Department of Medical Biosciences/Physiological Chemistry, Umeå University, Umeå, Sweden.
Department of Medical Biosciences/Pathology, Umeå University, Umeå, Sweden.
PLoS One. 2023 Feb 14;18(2):e0281705. doi: 10.1371/journal.pone.0281705. eCollection 2023.
It is known that high-fat diet (HFD) and/or diabetes may influence substrate preferences and energy demands in the heart preceding diabetic cardiomyopathy. They may also induce structural glomerular changes causing diabetic nephropathy. PET/CT has been utilized to examine uptake of energy substrates, and to study metabolic changes or shifts before onset of metabolic disorders. However, conventional PET/CT scanning of organs with relatively low uptake, such as the kidney, in small animals in vivo may render technical difficulties. To address this issue, we developed a PET/CT ex vivo protocol with radiolabeled glucose and fatty acid analouges, [18F]FDG and [18F]FTHA,to study substrate uptake in mouse kidneys. We also aimed to detect a possible energy substrate shift before onset of diabetic nephropathy. The ex vivo protocol reduced interfering background as well as interindividual variances. We found increased uptake of [18F]FDG and [18F]FTHA in kidneys after HFD, compared to kidneys from young mice on standard chow. Levels of kidney triglycerides also increased on HFD. Lipoprotein lipase (LPL) activity, the enzyme responsible for release of fatty acids from circulating lipoproteins, is normally increased in postprandial mice kidneys. After long-term HFD, we found that LPL activity was suppressed, and could therefore not explain the increased levels of stored triglycerides. Suppressed LPL activity was associated with increased expression of angiopoietin-like protein4, an inhibitor of LPL. HFD did not alter the transcriptional control of some common glucose and fatty acid transporters that may mediate uptake of [18F]FDG and [18F]FTHA. Performing PET/CT ex vivo reduced interfering background and interindividual variances. Obesity and insulin resistance induced by HFD increased the uptake of [18F]FDG and [18F]FTHA and triglyceride accumulation in mouse kidneys. Increased levels of [18F]FDG and [18F]FTHA in obese insulin resistant mice could be used clinically as an indicator of poor metabolic control, and a complementary test for incipient diabetic nephropathy.

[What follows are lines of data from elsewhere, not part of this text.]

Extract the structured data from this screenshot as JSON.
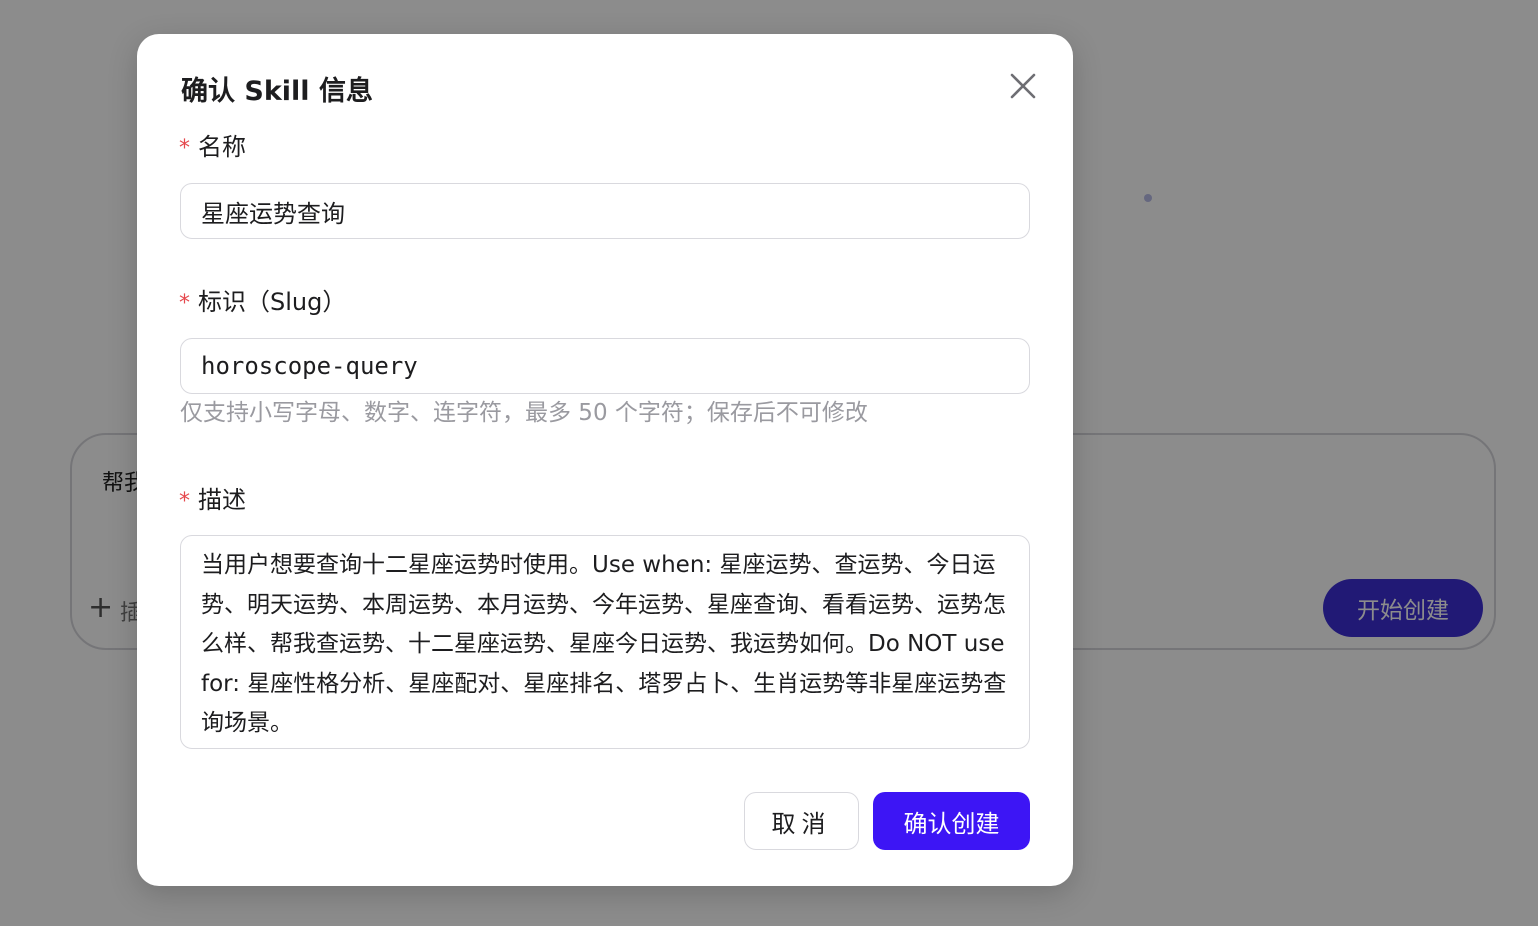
{
  "background": {
    "composer_text": "帮我",
    "attach_label": "插",
    "start_button_label": "开始创建"
  },
  "dialog": {
    "title": "确认 Skill 信息",
    "name_field": {
      "required_mark": "*",
      "label": "名称",
      "value": "星座运势查询"
    },
    "slug_field": {
      "required_mark": "*",
      "label": "标识（Slug）",
      "value": "horoscope-query",
      "hint": "仅支持小写字母、数字、连字符，最多 50 个字符；保存后不可修改"
    },
    "description_field": {
      "required_mark": "*",
      "label": "描述",
      "value": "当用户想要查询十二星座运势时使用。Use when: 星座运势、查运势、今日运势、明天运势、本周运势、本月运势、今年运势、星座查询、看看运势、运势怎么样、帮我查运势、十二星座运势、星座今日运势、我运势如何。Do NOT use for: 星座性格分析、星座配对、星座排名、塔罗占卜、生肖运势等非星座运势查询场景。"
    },
    "cancel_label": "取消",
    "confirm_label": "确认创建"
  },
  "colors": {
    "accent": "#3d15f5",
    "required": "#e5484d",
    "overlay": "rgba(0,0,0,0.45)"
  }
}
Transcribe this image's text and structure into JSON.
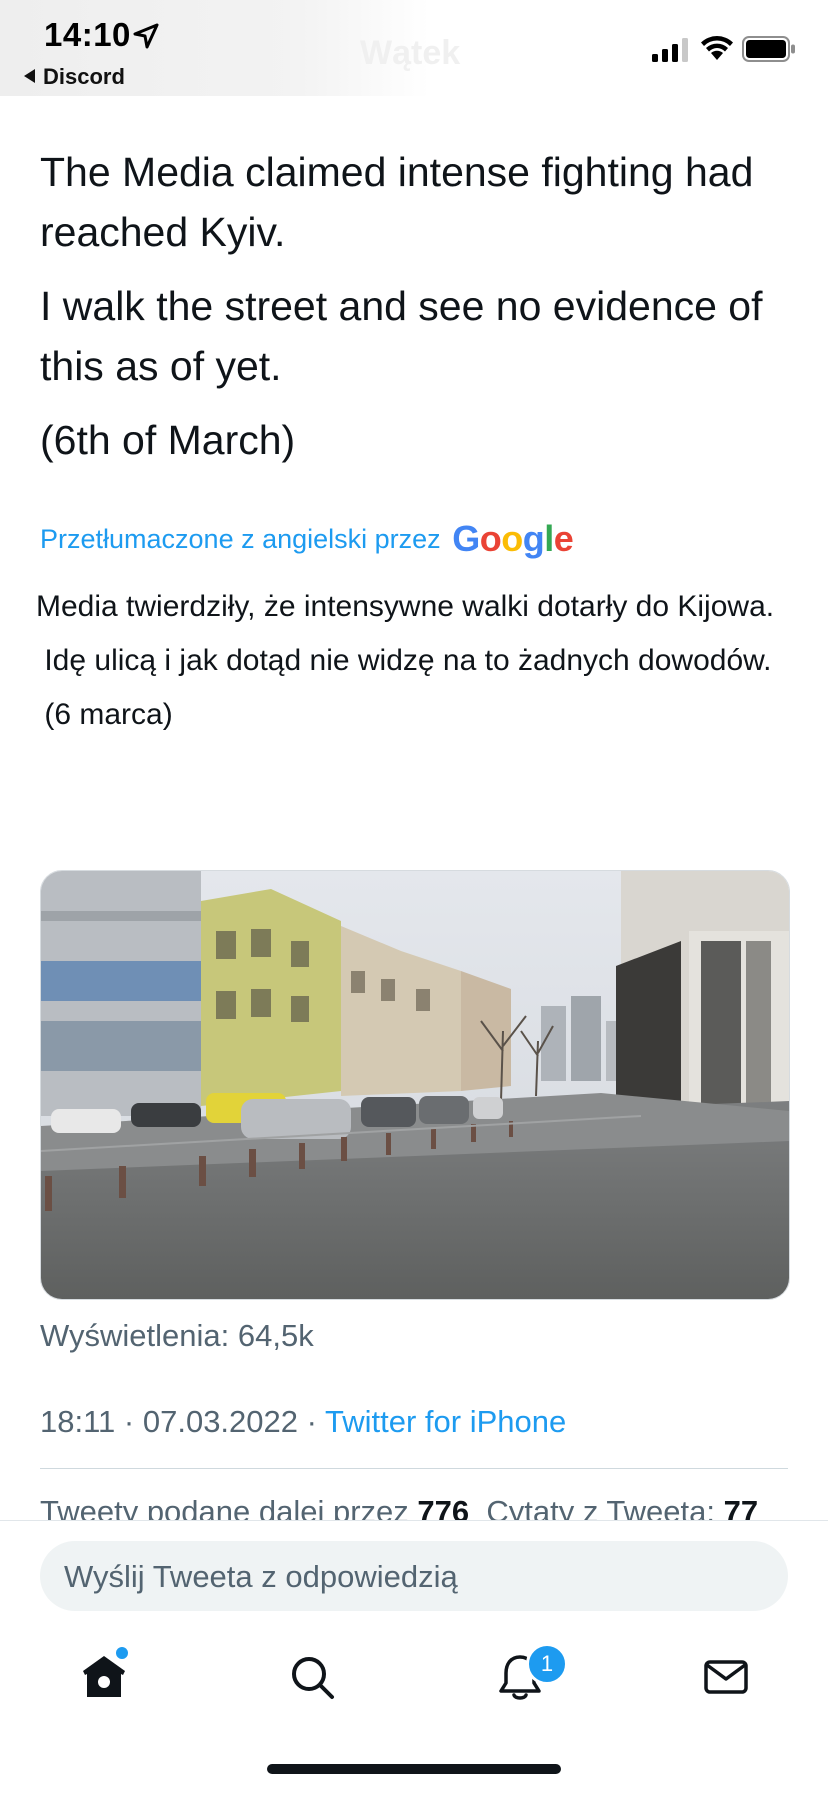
{
  "status_bar": {
    "time": "14:10",
    "back_app": "Discord",
    "nav_title": "Wątek"
  },
  "tweet": {
    "paragraphs": [
      "The Media claimed intense fighting had reached Kyiv.",
      "I walk the street and see no evidence of this as of yet.",
      "(6th of March)"
    ]
  },
  "translation": {
    "label": "Przetłumaczone z angielski przez",
    "brand_letters": [
      "G",
      "o",
      "o",
      "g",
      "l",
      "e"
    ],
    "paragraphs": [
      "Media twierdziły, że intensywne walki dotarły do Kijowa.",
      " Idę ulicą i jak dotąd nie widzę na to żadnych dowodów.",
      " (6 marca)"
    ]
  },
  "meta": {
    "views_label": "Wyświetlenia:",
    "views_value": "64,5k",
    "time": "18:11",
    "separator": "·",
    "date": "07.03.2022",
    "source": "Twitter for iPhone",
    "retweets_label": "Tweety podane dalej przez",
    "retweets_value": "776",
    "quotes_label": "Cytaty z Tweeta:",
    "quotes_value": "77"
  },
  "reply": {
    "placeholder": "Wyślij Tweeta z odpowiedzią"
  },
  "tabs": {
    "home": "home-icon",
    "search": "search-icon",
    "notifications": "bell-icon",
    "notifications_badge": "1",
    "messages": "mail-icon"
  },
  "colors": {
    "accent": "#1d9bf0",
    "text": "#0f1419",
    "secondary": "#536471",
    "reply_bg": "#eff3f4"
  }
}
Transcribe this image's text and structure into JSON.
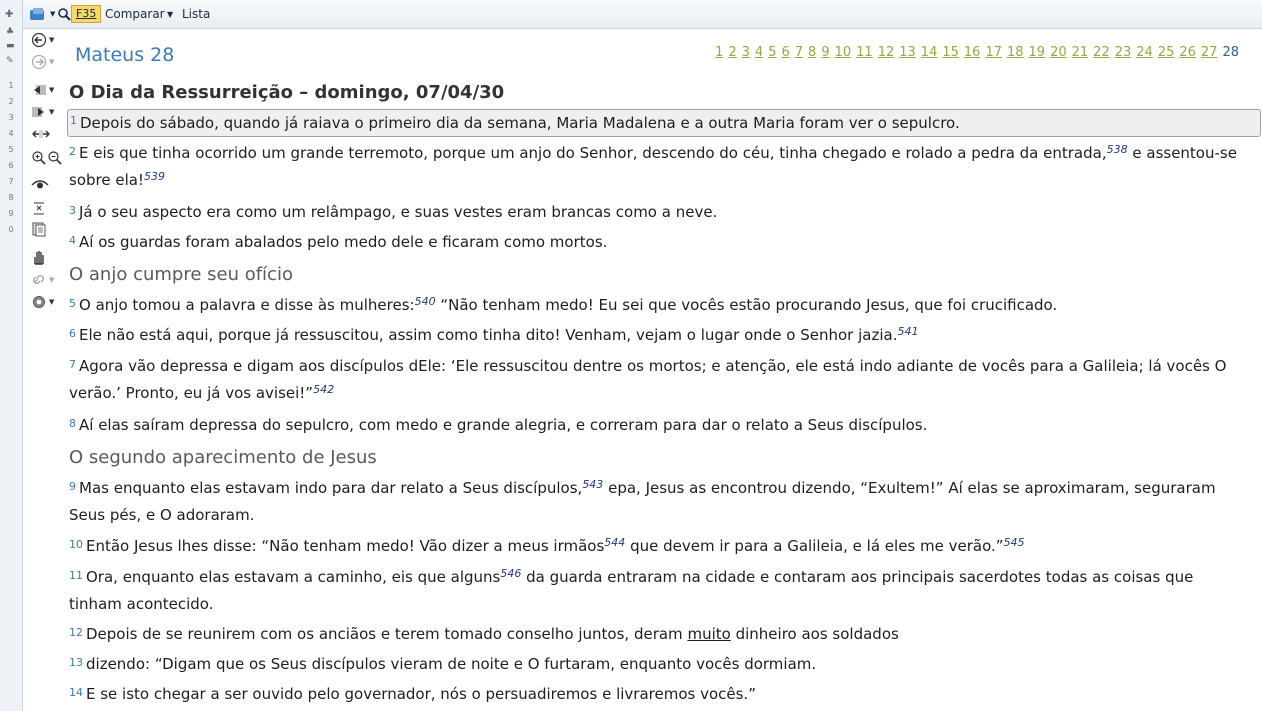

已知高脂肪饮食(HFD)和/或糖尿病可能会影响糖尿病心肌病发生前心脏的底物偏好和能量需求。它们还可能导致肾小球结构变化,从而导致糖尿病肾病。PET/CT 已被用于检查能量底物的摄取,并研究代谢紊乱发生前的代谢变化或转移。然而,在小动物体内对器官(如肾脏)进行相对摄取量低的常规 PET/CT 扫描可能会带来技术上的困难。为了解决这个问题,我们开发了一种使用放射性标记的葡萄糖和脂肪酸类似物 [18F]FDG 和 [18F]FTHA 的 PET/CT 离体方案,以研究小鼠肾脏中的底物摄取。我们还旨在检测糖尿病肾病发生前可能的能量底物转移。离体方案减少了干扰背景和个体间差异。我们发现,与标准饮食喂养的年轻小鼠的肾脏相比,高脂肪饮食后肾脏对 [18F]FDG 和 [18F]FTHA 的摄取增加。高脂肪饮食后,肾脏中的甘油三酯水平也增加。脂蛋白脂肪酶(LPL)的活性,即负责从循环脂蛋白中释放脂肪酸的酶,在餐后小鼠肾脏中通常会增加。经过长期高脂肪饮食后,我们发现 LPL 活性受到抑制,因此不能解释储存的甘油三酯水平增加的原因。LPL 活性的抑制与血管生成素样蛋白 4(LPL 的抑制剂)的表达增加有关。HFD 并未改变一些常见的葡萄糖和脂肪酸转运体的转录控制,这些转运体可能介导 [18F]FDG 和 [18F]FTHA 的摄取。进行 PET/CT 离体可减少干扰背景和个体间差异。HFD 引起的肥胖和胰岛素抵抗增加了 [18F]FDG 和 [18F]FTHA 的摄取以及小鼠肾脏中的甘油三酯积累。肥胖和胰岛素抵抗小鼠中 [18F]FDG 和 [18F]FTHA 水平的增加可在临床上用作代谢控制不良的指标,以及糖尿病肾病早期的补充检测。